As for "in the final analysis", the four manager-sources in the first 100 hits were:
("Constellation calls off deal with Buffett unit", Business News, Dec. 2008) " In the final analysis, we concluded that the EdF investment represents significant enhanced value for our shareholders and serves the best interest as well of our customers, our employees, our regulators and the communities we serve, " Mayo A. Shattuck III, chairman, president and chief executive of Constellation Energy, told analysts on a conference call.
("Are you paying yourself enough?", Inc magazine, Nov. 2004) And that's something to keep in mind. In the final analysis, says Driskill, whatever you don't take from your company today should eventually come back to you. " Really, when I'm ready to retire, the compensation issue becomes moot, " she says, " because theoretically I will sell the company back to my employees. That's the nice thing — it all becomes your money in the end. "
(" In U.S. Plants and Wallets, The Other Iraq Standoff ", WaPo, Feb. 2003) " The Gulf War triggered a relief trade in equity markets and a brief surge in consumer business confidence, but in the final analysis, we didn't have a normal, self-sustaining recovery until' 93, " said David Rosenberg, chief North American economist at Merrill Lynch &; Co. in New York.
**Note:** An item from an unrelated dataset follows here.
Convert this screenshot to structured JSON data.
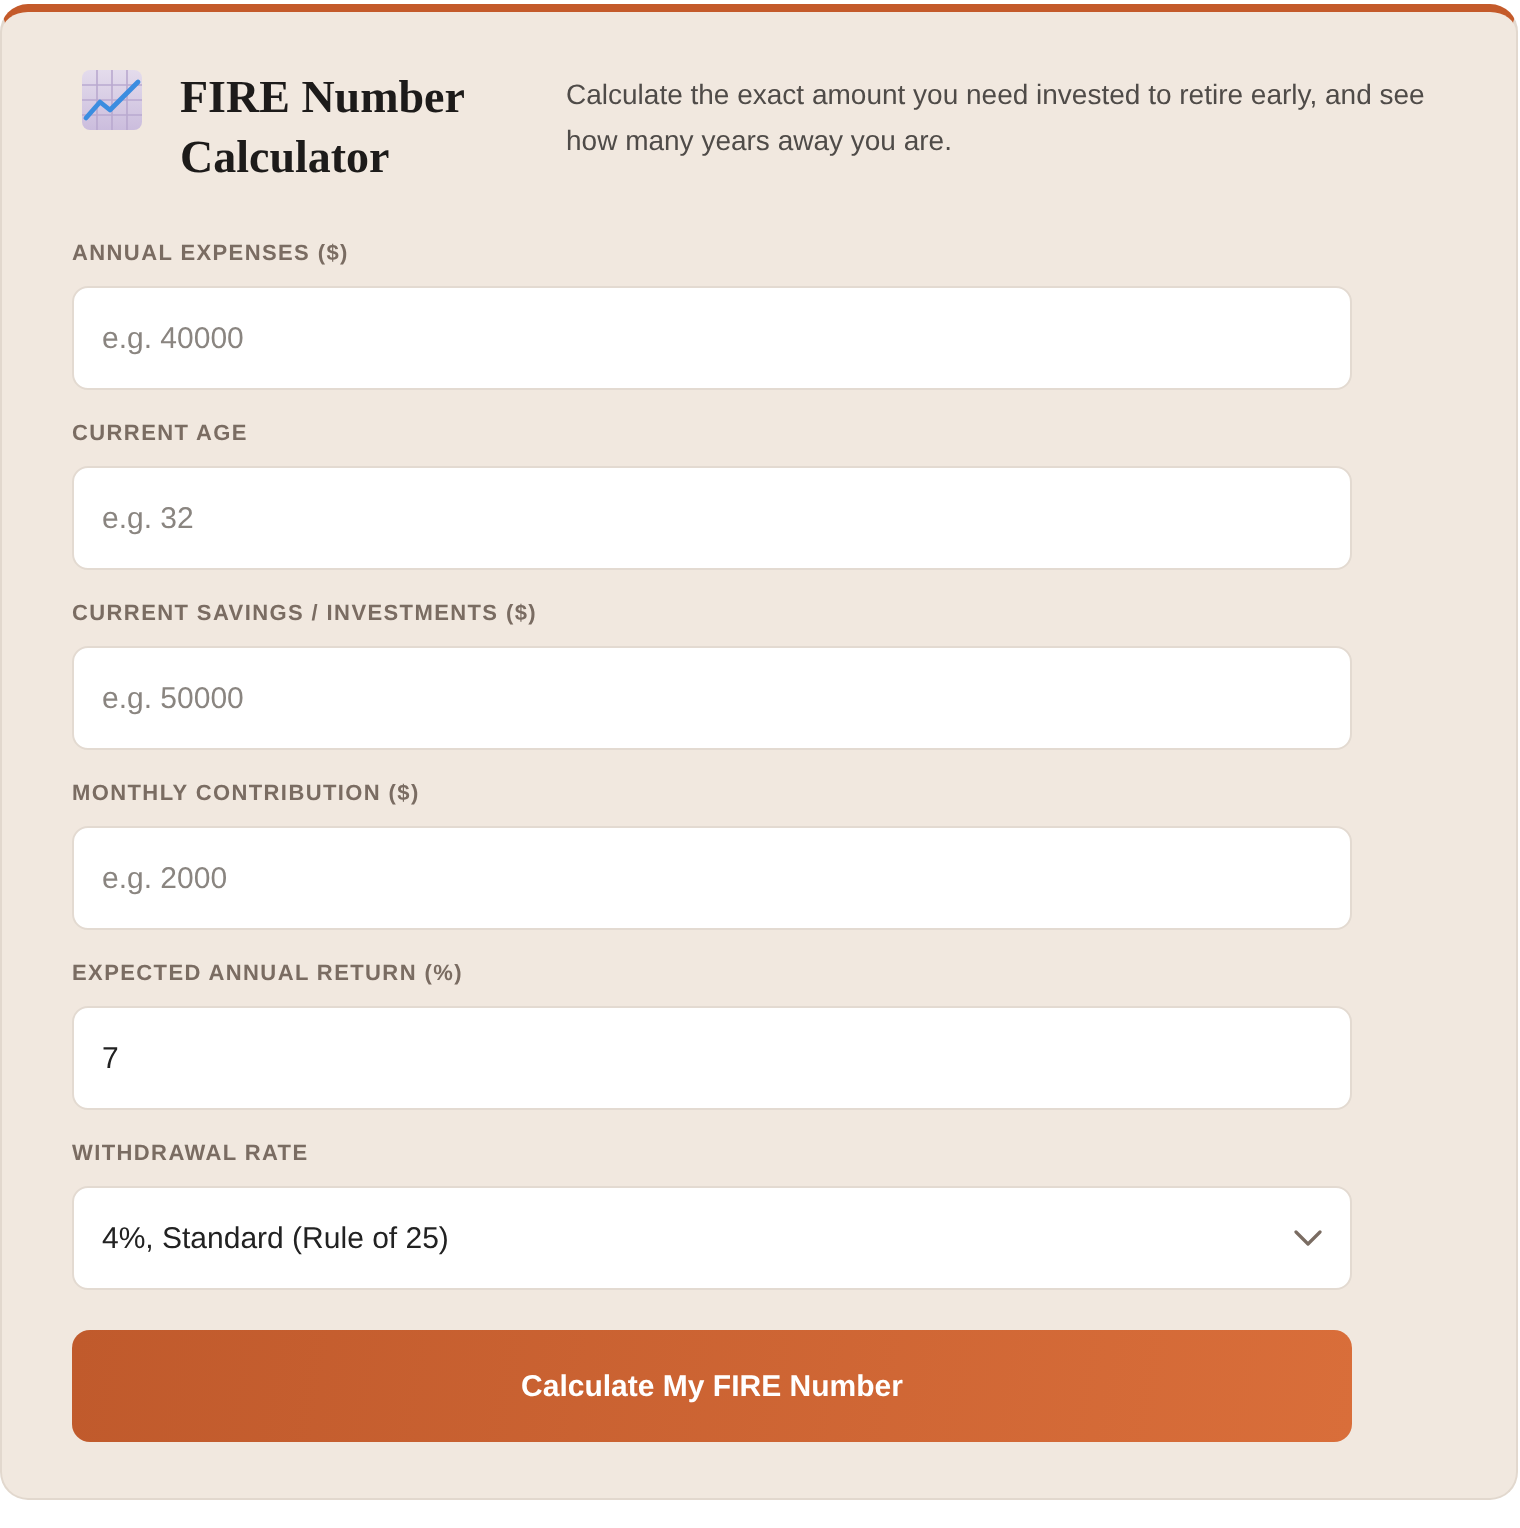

(" An Experimental Examination of Information Technology and Compensation Structure Complementarities in an Expert System Context. ", Journal of Information Systems, Spring 2003) Prendergast (1999) suggests that about one-third of the increase in performance attributable to PC incentives arises from attracting more skilled workers, with the remainder attributable to increased effort. In the final analysis, it is the combination of skill and effort that leads to task performance.
David Cantor said,
September 28, 2009 @ 7:56 am
In reading many of the posts from those peeved by this phrase, I get a clear sense that they make an important underlying assumption: that managers are more likely to commit the crime of content-free speech than others.
I confess that I am myself a manager, but that also means that I have many opportunities to observe both managers and non-managers each day. I'd say that neither group has a monopoly on vacuous speech.
Peter Taylor said,
September 28, 2009 @ 9:28 am
The first thing of which I'm unconvinced is that you're asking the right question. I thought that was fairly clear in my previous post, but maybe not.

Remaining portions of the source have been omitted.